Improve this doc

Controlling the update strategy

With the Resin Supervisor ("Agent") version 1.3, we added the ability to choose the update strategy on devices, that is, the order and way in which the steps to perform an update are executed. You can check whether your Supervisor has the appropriate version in the "Agent version" entry in the device dashboard page. These update strategies allow users to choose between three modes that are suited for different applications, depending on available resources and the possible need to have a container running at all times.

Update strategies are selected using Fleet Configuration environment variables. The two variables that are involved are

  • RESIN_SUPERVISOR_UPDATE_STRATEGY and
  • RESIN_SUPERVISOR_HANDOVER_TIMEOUT.

Setting RESIN_SUPERVISOR_UPDATE_STRATEGY to a valid value selects the update strategy.
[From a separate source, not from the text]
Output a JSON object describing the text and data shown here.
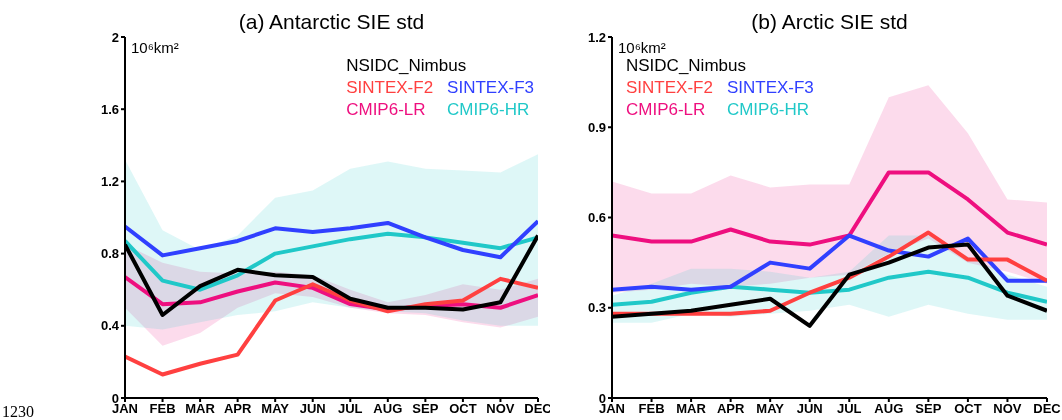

The possible values are:

which are explained below. RESIN_SUPERVISOR_HANDOVER_TIMEOUT is only used in the hand-over strategy, and its use is explained in the strategy's description.

download-then-kill

This is the default strategy, and it is selected if the variable is not set or if it has an invalid value. Its behavior corresponds to the way resin traditionally works:

  • When an update is available, the Supervisor downloads the new container image.
  • Once the download is complete, the Supervisor kills the container for the old version.
  • Immediately afterwards, the Supervisor creates and starts the container for the new version, and then deletes the old image.
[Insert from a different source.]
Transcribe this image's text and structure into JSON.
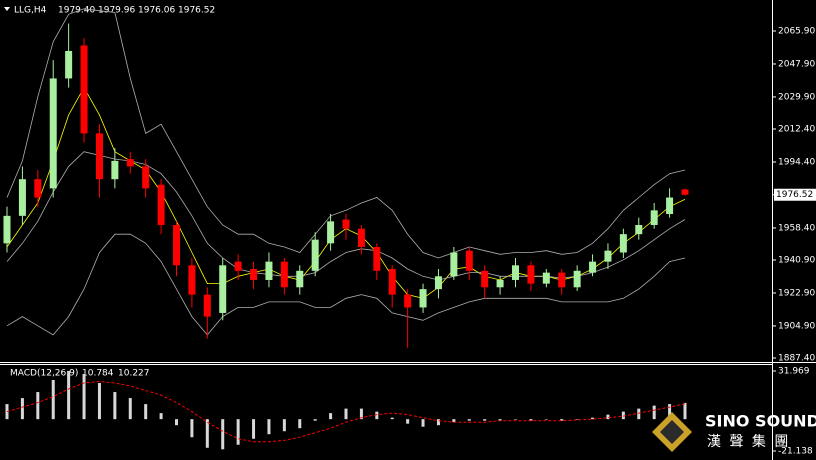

This strategy is suited for the general case of container update, where resources are not particularly constrained (as pulling the new image while the old container runs takes up some extra RAM), and when a zero-downtime update is not necessary but we still want to keep downtime to a minimum.

kill-then-download

This strategy is meant for resource-constrained scenarios or when the images be pulled are particularly large, so we need to keep RAM usage to the minimum, albeit at the cost of some extra downtime. It works as follows:

  • When an update is available, the Supervisor kills the container for the old version.
  • After this, the Supervisor downloads the image for the new version.
  • Once the download is complete, the Supervisor creates and starts the new container, and deletes the old image from disk.

delete-then-download

This strategy is meant for resource-constrained scenarios or when the images be pulled are particularly large, so we need to keep disk usage to the minimum, albeit at the cost of a extra downtime and higher bandwidth usage. It works as follows:

  • When an update is available, the Supervisor kills the container for the old version, and then deletes the corresponding image.
  • After this, the Supervisor downloads the image for the new version.
  • Once the download is complete, the Supervisor creates and starts the new container.
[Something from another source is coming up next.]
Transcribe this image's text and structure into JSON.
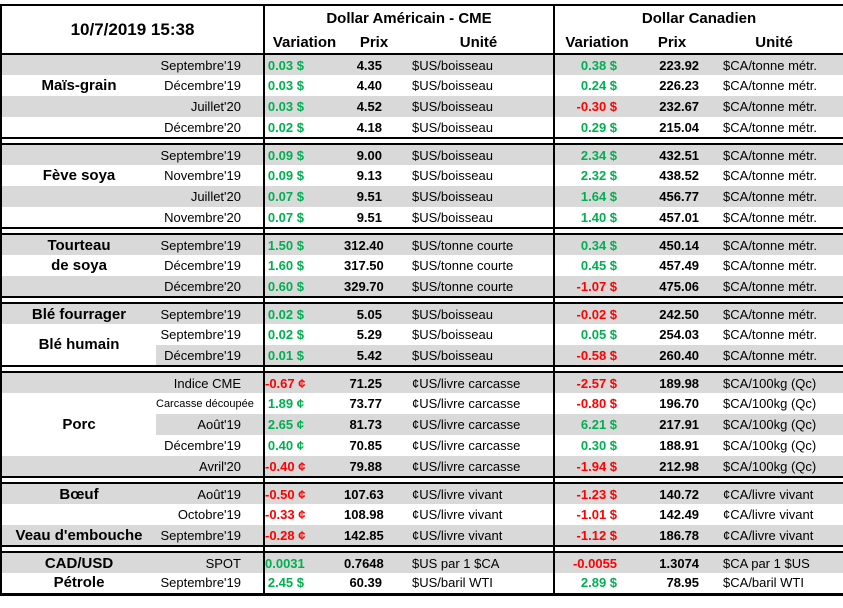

Note: Requires Supervisor >= v2.5.1

hand-over

This strategy is suited for scenarios where there are enough resources and it is critical that the downtime is zero, that is, that the app runs continually even during an update. For this strategy to work properly, the user has to consider the way the update works and include code to perform a handover between the old and new versions of the application. Its behavior is as follows:

  • When an update is available, the Supervisor downloads the new image.
  • When the download is complete, the Supervisor creates and starts the new container, without killing the old one.
  • The old and new applications should communicate between each other so that the old one frees any resources that the new one needs (e.g. device files, database locks, etc) and the new version can start running fully.
  • Once this "handover" is performed, the application (old or new) must signal to the Supervisor that the old version is ready to be killed, by creating a file at /data/resin-kill-me.
  • When the Supervisor detects that the file has been created, the Supervisor kills the old container and deletes it from disk.
  • If the file is not created after a time defined in RESIN_SUPERVISOR_HANDOVER_TIMEOUT, the Supervisor kills the old version.

The RESIN_SUPERVISOR_HANDOVER_TIMEOUT variable defines this timeout in milliseconds, and defaults to 60000 (i.e. 1 minute). The communication between the old and new versions has to be implemented by the user in whatever way they see fit, for example by having the old version listen on a socket or port and having an endpoint for the new version to announce it's ready to take over. It is important to note that both versions will share the /data folder and network namespace, so they can use any of those to communicate.